For Immediate Release—May 17, 2013
Press Contact: Isaac Ontiveros, 510.5177.6612
Who: Los Angeles No More Jails Coalition
What: Protest
When: Saturday May 18. 12:00–1:00pm
Where: Pitchess Detention Center—North Facility, intersection of The Old Road and Biscailuz Drive, Castaic, CA
Los Angeles—Members of the Los Angeles No More Jails Coalition are taking their fight against the expansion of LA County’s notorious jail system to a proposed construction site in the city of Castaic. Last year, LA County Sheriff Lee Baca applied for $100 million from the state to expand Pitchess Detention Center in Castaic. The proposed expansion would be used to lock up over 1,000 women. In March, the Sheriff was scheduled to submit his expansion plan to the LA County Board of Supervisors but instead called for a nine-month extension to explore other options. County residents will gather at the current facility in Castaic on Saturday afternoon to demand that the expansion project be abandoned and that county resources be used instead for alternatives to imprisonment, increased education and job opportunities, and reentry support for people returning home from prisons and jails.

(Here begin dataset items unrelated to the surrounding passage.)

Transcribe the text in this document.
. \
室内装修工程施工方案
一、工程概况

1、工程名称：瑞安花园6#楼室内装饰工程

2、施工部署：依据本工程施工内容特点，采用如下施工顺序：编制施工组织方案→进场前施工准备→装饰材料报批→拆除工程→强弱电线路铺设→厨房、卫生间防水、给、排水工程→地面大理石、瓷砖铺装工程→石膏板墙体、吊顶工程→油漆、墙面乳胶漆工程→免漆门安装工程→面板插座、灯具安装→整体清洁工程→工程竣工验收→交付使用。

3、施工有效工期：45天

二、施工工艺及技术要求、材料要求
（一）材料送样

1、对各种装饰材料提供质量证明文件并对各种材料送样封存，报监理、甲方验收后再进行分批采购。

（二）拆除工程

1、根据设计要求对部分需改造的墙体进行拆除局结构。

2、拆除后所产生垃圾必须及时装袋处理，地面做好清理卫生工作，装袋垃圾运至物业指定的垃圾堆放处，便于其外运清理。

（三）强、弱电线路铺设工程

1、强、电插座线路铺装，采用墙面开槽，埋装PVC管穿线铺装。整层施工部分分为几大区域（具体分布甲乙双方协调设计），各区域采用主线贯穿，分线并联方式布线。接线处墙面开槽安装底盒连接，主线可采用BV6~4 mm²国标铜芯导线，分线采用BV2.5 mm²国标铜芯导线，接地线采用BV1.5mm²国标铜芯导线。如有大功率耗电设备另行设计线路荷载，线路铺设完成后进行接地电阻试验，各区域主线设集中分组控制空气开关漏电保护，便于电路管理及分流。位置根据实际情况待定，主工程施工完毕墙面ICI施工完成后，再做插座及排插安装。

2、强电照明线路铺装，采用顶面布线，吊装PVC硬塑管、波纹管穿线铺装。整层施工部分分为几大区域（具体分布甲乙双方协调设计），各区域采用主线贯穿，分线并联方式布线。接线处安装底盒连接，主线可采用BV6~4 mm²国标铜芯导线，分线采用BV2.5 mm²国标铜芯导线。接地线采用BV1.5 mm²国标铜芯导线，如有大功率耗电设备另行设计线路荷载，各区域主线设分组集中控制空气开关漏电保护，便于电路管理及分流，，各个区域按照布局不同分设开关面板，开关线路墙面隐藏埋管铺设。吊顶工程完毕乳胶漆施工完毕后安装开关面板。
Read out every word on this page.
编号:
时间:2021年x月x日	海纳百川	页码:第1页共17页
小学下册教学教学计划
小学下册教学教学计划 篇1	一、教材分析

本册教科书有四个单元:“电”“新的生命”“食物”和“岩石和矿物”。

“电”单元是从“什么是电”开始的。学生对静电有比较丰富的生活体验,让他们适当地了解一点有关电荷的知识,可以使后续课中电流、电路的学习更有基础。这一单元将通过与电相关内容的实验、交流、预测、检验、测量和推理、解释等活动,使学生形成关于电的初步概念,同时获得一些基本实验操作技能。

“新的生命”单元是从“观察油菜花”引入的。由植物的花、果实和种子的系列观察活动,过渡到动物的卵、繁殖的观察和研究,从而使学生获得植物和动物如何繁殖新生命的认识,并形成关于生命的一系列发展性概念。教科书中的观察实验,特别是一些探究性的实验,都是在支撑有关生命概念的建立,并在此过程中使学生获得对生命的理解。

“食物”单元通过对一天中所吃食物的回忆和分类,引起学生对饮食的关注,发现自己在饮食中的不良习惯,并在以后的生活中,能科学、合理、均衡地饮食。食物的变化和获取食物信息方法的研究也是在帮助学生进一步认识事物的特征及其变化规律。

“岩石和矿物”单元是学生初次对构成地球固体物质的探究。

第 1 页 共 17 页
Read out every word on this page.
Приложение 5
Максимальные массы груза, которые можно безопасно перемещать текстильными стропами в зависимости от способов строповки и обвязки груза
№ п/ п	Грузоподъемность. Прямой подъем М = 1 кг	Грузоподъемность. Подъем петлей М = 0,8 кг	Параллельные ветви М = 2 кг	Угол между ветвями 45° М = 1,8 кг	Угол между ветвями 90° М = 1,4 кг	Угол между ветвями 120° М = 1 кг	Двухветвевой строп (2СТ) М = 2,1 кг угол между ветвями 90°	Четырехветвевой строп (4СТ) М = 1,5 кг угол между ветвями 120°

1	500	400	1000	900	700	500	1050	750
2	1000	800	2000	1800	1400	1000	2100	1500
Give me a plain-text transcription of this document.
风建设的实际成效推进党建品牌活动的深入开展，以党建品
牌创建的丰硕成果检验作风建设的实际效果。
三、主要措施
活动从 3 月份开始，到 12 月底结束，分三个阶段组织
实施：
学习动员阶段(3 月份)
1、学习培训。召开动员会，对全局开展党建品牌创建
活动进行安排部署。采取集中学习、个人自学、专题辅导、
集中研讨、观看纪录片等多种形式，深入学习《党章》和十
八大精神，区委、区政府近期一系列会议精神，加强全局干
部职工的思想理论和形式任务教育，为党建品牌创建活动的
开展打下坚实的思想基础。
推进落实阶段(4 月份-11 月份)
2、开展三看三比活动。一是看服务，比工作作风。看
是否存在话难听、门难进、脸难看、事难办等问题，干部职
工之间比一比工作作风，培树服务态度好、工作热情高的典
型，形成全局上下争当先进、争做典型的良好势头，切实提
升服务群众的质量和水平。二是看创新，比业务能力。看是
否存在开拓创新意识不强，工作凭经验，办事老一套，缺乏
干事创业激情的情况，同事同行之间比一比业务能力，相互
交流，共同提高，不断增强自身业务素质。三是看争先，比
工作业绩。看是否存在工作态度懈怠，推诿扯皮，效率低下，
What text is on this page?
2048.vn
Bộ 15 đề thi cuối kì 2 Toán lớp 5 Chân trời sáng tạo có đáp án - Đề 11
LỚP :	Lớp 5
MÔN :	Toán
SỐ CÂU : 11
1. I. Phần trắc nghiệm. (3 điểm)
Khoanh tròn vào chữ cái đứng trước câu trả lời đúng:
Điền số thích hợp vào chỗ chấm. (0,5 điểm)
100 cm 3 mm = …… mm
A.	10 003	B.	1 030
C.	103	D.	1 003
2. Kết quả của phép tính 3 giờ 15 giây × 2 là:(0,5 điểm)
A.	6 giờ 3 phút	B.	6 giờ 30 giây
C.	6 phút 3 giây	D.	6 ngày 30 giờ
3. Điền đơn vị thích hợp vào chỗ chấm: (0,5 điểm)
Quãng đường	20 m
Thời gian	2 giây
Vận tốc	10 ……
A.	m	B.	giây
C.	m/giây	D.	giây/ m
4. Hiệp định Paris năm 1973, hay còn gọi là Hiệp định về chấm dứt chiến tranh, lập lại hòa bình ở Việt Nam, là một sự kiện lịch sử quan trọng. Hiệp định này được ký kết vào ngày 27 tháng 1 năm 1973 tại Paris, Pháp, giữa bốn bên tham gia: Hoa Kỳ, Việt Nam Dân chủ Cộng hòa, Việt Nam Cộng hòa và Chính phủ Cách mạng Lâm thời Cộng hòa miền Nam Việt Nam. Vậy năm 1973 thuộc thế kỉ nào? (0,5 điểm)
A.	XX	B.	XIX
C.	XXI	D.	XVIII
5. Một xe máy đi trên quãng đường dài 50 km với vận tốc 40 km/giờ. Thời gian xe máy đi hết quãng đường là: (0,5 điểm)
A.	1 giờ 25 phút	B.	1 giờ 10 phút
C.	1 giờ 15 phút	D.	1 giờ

“Poor women of color are already facing huge obstacles to accessing healthcare, education, housing and jobs. Sheriff Baca’s scandalous and harmful jail expansion plan targets these same women, destroys their families, and steals precious resources that should be put into programs and services they and their children need the most,” says Theresa Martinez, a former prisoner and current board member of the prisoner advocacy organization Justice Now. “As always, the community is determined to stop this jail and to fight for what it needs to stay healthy and strong.”
Controversially dubbed a “women’s village” by the Sheriff, the Castaic project is part of a wider jail expansion scheme that would cost the county over $1.5 billion and would increase the jail population by over seven thousand people. “There are clear alternatives that we could implement right now to avoid locking up more LA County residents and reduce the jail population. These alternatives would strengthen our communities and could save the county over a billion dollars,” says Mary Sutton of Critical Resistance, one of the organizers of Saturday’s protest. “The Board of Supervisors should expand community-based treatment options for individuals with mental health issues, reduce the number of people who are thrown in jail because of parole and probation violations, prioritize funding for quality drug treatment programs, and stop locking up people who simply can’t afford bail. All of these steps are proven to keep people out of jail and could lead Los Angeles on a path toward ending the cycles of imprisonment that have caused so much harm for so many of its communities.”
Saturday’s protest will feature a lively demonstration, colorful signs and banners, and testimony from many community-based organizations fighting the jail expansion. Spokespeople will be available for interviews throughout the day.